In almost all cases of anorexia, there is an underlying reason to propel someone to starve, to commit slow suicide. Essentially, anorexia is suicide, painful in the same way. Anorexia is so powerful; for me, it was all I had. I woke up, and was disgusted with the way I perceived myself. I thought everything made me look fat, so I began skipping breakfast, then lunch. Soon, I ate one small meal a day and became very weak. I did vigorous exercising each day but it wasn’t enough. I wasn’t getting enough attention; nobody was noticing. My cry for attention was being ignored and I still thought of myself as disgusting.

When I reached 100 pounds, I decided to start using laxatives. My stomach was constantly cramped, but in my head it was absolutely necessary. I had to be thin, because once I was thin, everything would be okay. I wouldn’t ever feel unloved or hurt. I would be beautiful and happy.

Happy was something I hadn’t been in a long time. Ever since I started my diet, I had been sad. I was always feeling sick or at least sick of myself. I barely ever saw friends, I exercised all the time instead. I thought my friends were jealous when they commented on my weight so I just disassociated myself with many of them. I was alone a lot so there was no one to tell me not to stick my finger down my throat whenever I ate. Burning my throat almost each day didn’t matter; this stuff, food, was going to make me fat, so it had to be eliminated, any way possible.

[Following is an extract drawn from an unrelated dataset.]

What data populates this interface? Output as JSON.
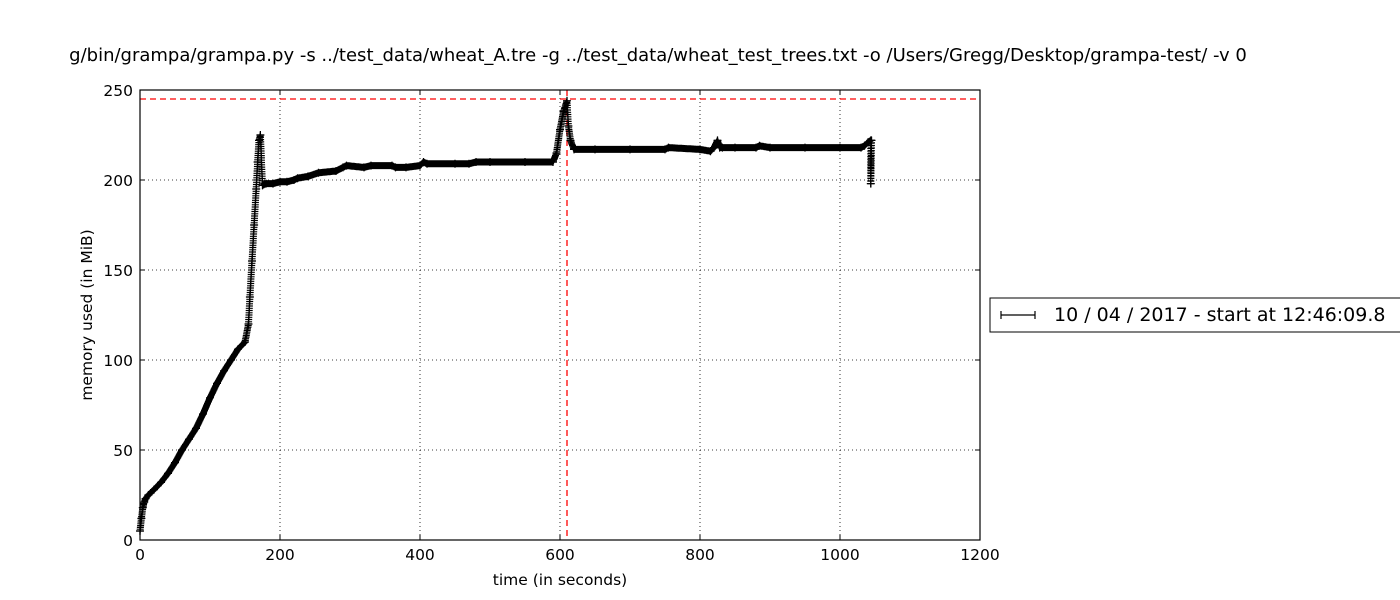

I was so far gone that I couldn’t even see myself anymore. If people told me I looked sick, I took it as a compliment. It’s so hard because even when I stopped the actions, the feelings were still there. They always will be; they haunt me almost every day, each time I look in the mirror or hear someone say they are on a diet.

But even now, it’s hard for me to say I had a problem. Because, in my head, I was always too fat to be suffering from anorexia, but that in itself defines the disease. My best friend sat me down one day and told me she wasn’t going to let me kill myself; my mother found my laxatives; my world was crashing down around me, but, really, it had been falling down since I started. I had no control when I thought I had it all. I was so blinded by my perceptions, I couldn’t function. It’s the same with any addiction, it takes over, and your whole life revolves around it. My life was falling apart, shattering all around me. The lies were backfiring and I fainted so often, it was unreal, but nobody wanted to say I had a problem, especially me. My friend got through to me; I stopped the diet pills and laxatives. I was extremely lucky to do it alone, without hospitalization.

I am nowhere near cured. I know that, but I’ve stopped. I now have control. I face a battle every day, at each meal. I still diet, but I am so thankful to be alive. I almost killed myself. At 90 pounds, I almost died because of a diet, a diet taken to an extreme because of my own life, my emotional state, my fears and my thirst for control. They almost got the best of me. But luckily, I fought back, and I think, right now, I’m winning.